An Architectural Choice Overdue For Change

Risk aversion is often the reason why architectural decisions get made even though some different options may provide advantages.

popularity

The past appears to be a lot simpler than the present and when we look into the future, the right decisions often look highly uncertain. This is the value of hindsight, but also includes the notion that the winner gets to write history. What semiconductors look like today could have been very different if different decisions had been made 20 years ago. What if the industry had adopted a parallel language rather than C? What if the basic architecture of the processor had been different? These would have had a profound impact on the industry and the way in which everything is done.

There are many other architectural choices that have paved the way forward, not quite as dramatic as the first two examples, but important nonetheless. One of those decisions is when to implement something in hardware or in software, or in one of several options in between. This is an area in which the decision process appears to be based on very sketchy information.

Twenty years ago, the notion of a processor and an ASIC were worlds apart. The hardware/software partition was defined and the interface between them created. The decision about what to put into hardware was based on performance. If it would take too long to run in software, custom hardware was built.

This led to extensive research around the notion of hardware/software codesign. “It reminds of me of the place that ESL was a number of years ago,” recalls Drew Wingard, chief technology officer at Sonics. “We didn’t have any shortage of ideas about algorithms that could be used to optimize the tradeoffs between hardware and software, but we horribly missed having sufficiently accurate models around which those algorithms could be run.
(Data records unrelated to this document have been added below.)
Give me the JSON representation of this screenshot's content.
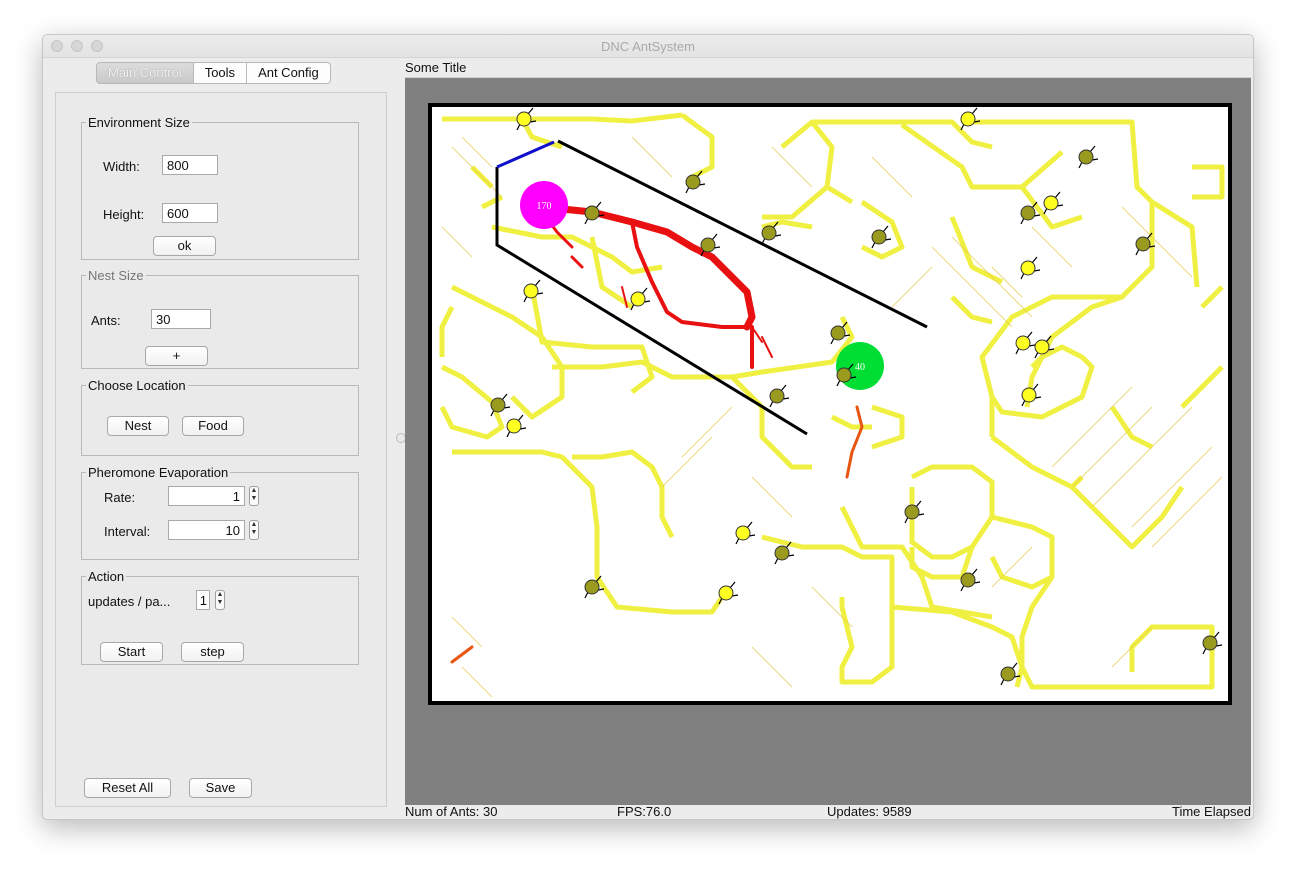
{
  "window": {
    "title": "DNC AntSystem"
  },
  "tabs": [
    {
      "label": "Main Control",
      "active": true
    },
    {
      "label": "Tools",
      "active": false
    },
    {
      "label": "Ant Config",
      "active": false
    }
  ],
  "env_size": {
    "legend": "Environment Size",
    "width_label": "Width:",
    "width_value": "800",
    "height_label": "Height:",
    "height_value": "600",
    "ok_label": "ok"
  },
  "nest_size": {
    "legend": "Nest Size",
    "ants_label": "Ants:",
    "ants_value": "30",
    "plus_label": "+"
  },
  "location": {
    "legend": "Choose Location",
    "nest_label": "Nest",
    "food_label": "Food"
  },
  "evaporation": {
    "legend": "Pheromone Evaporation",
    "rate_label": "Rate:",
    "rate_value": "1",
    "interval_label": "Interval:",
    "interval_value": "10"
  },
  "action": {
    "legend": "Action",
    "updates_label": "updates / pa...",
    "updates_value": "1",
    "start_label": "Start",
    "step_label": "step"
  },
  "bottom_buttons": {
    "reset_label": "Reset All",
    "save_label": "Save"
  },
  "canvas": {
    "title": "Some Title",
    "nest_count": "170",
    "food_count": "40",
    "colors": {
      "nest": "#ff00ff",
      "food": "#00dd00",
      "ant_searching": "#ffff22",
      "ant_returning": "#9a9a1e",
      "trail_weak": "#f0f000",
      "trail_strong": "#e81010",
      "wall": "#000000",
      "wall_blue": "#1010cc"
    }
  },
  "status": {
    "num_ants": "Num of Ants: 30",
    "fps": "FPS:76.0",
    "updates": "Updates: 9589",
    "time": "Time Elapsed"
  }
}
So we had the synthesis algorithms but lacked the models. Synthesis attempts to explore a range of options in order to achieve a goal or objective function, such as minimizing the energy. Without accurate models you don’t know the tradeoff space. When the synthesizer compares two options it has to know which one is better.”

The notions of hardware/software co-design were largely abandoned, leaving the decisions to the system architects, but today those architects have many more options to choose from. “It is a spectrum: a general purpose microprocessor at one end, which has a ton of flexibility but is not very power or performance efficient, and at the other end is hand coded RTL,” explains Matt Gutierrez, director of marketing for the Solutions Group of Synopsys. “Specialized hardware is often necessary to meet performance goals, especially if the processor is being shared by multiple high-bandwidth applications that would cause potential degradation in performance or contention for performance. The reason against hardwired solutions is time to market. If a processing function can be bought off the shelf with an existing ecosystem, then it is more efficient for an architect to look at this solution.”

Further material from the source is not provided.